Support, meanwhile, is seen in the $65,000-$70,000 zone, a meaningful distance below current prices. That gap suggests downside risk if the current consolidation breaks lower.

Altcoins Hit Harder

As is typical during crypto selloffs, altcoins suffered more than Bitcoin. Some DeFi-heavy indices dropped around 2-2.5%, and liquidations exceeded $290-$300 million in derivatives markets over 24 hours.

Options markets at venues like Deribit still show a bias toward puts, reflecting cautious positioning. The $80,000 strike call remains among the most popular contracts, indicating traders haven't given up on the target, but they're hedging their bets.

Interestingly, Bitcoin's 30-day implied volatility has trended lower, suggesting the market isn't pricing in dramatic moves in either direction. That relative calm could break quickly if oil makes another leg higher or if the Fed signals a policy shift.

What Comes Next

The question facing Bitcoin is whether this consolidation is a pause before another attempt at $80,000 or the beginning of a deeper pullback. The answer likely depends on factors outside crypto's control: energy prices, geopolitical developments, and Fed communication.

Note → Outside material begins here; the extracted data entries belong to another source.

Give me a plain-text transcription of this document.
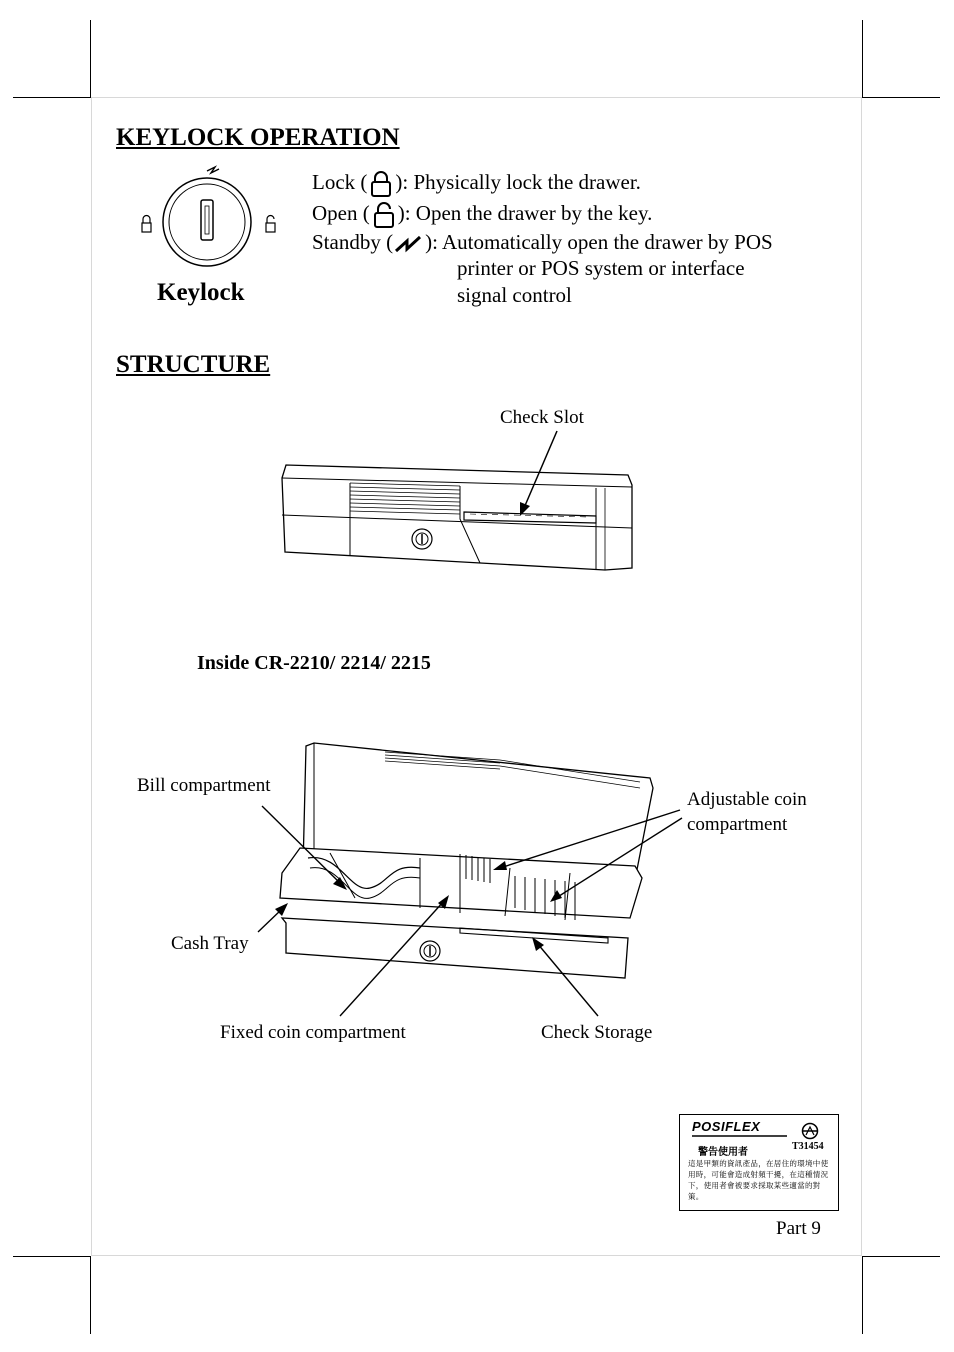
KEYLOCK OPERATION
Keylock
Lock ( ): Physically lock the drawer.
Open ( ): Open the drawer by the key.
Standby ( ): Automatically open the drawer by POS
printer or POS system or interface
signal control
STRUCTURE
Check Slot
Inside CR-2210/ 2214/ 2215
Bill compartment
Adjustable coin
compartment
Cash Tray
Fixed coin compartment	Check Storage
POSIFLEX
T31454
警告使用者
這是甲類的資訊產品，在居住的環境中使用時，可能會造成射頻干擾，在這種情況下，使用者會被要求採取某些適當的對策。
Part 9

For investors with significant Bitcoin holdings, episodes like this underscore the importance of having a broader financial strategy that accounts for volatility. Gannett Wealth Advisors works with Bitcoin holders on comprehensive financial planning, including tax optimization and portfolio management, helping clients navigate both the opportunities and risks that come with concentrated crypto positions.

The bulls haven't lost the battle, but they haven't won it either. Bitcoin needs to clear that $78,000-$79,000 resistance zone with conviction, and that's going to require either a significant improvement in macro conditions or enough organic demand to absorb the selling. Until then, the $80,000 milestone remains tantalizingly close but just out of reach.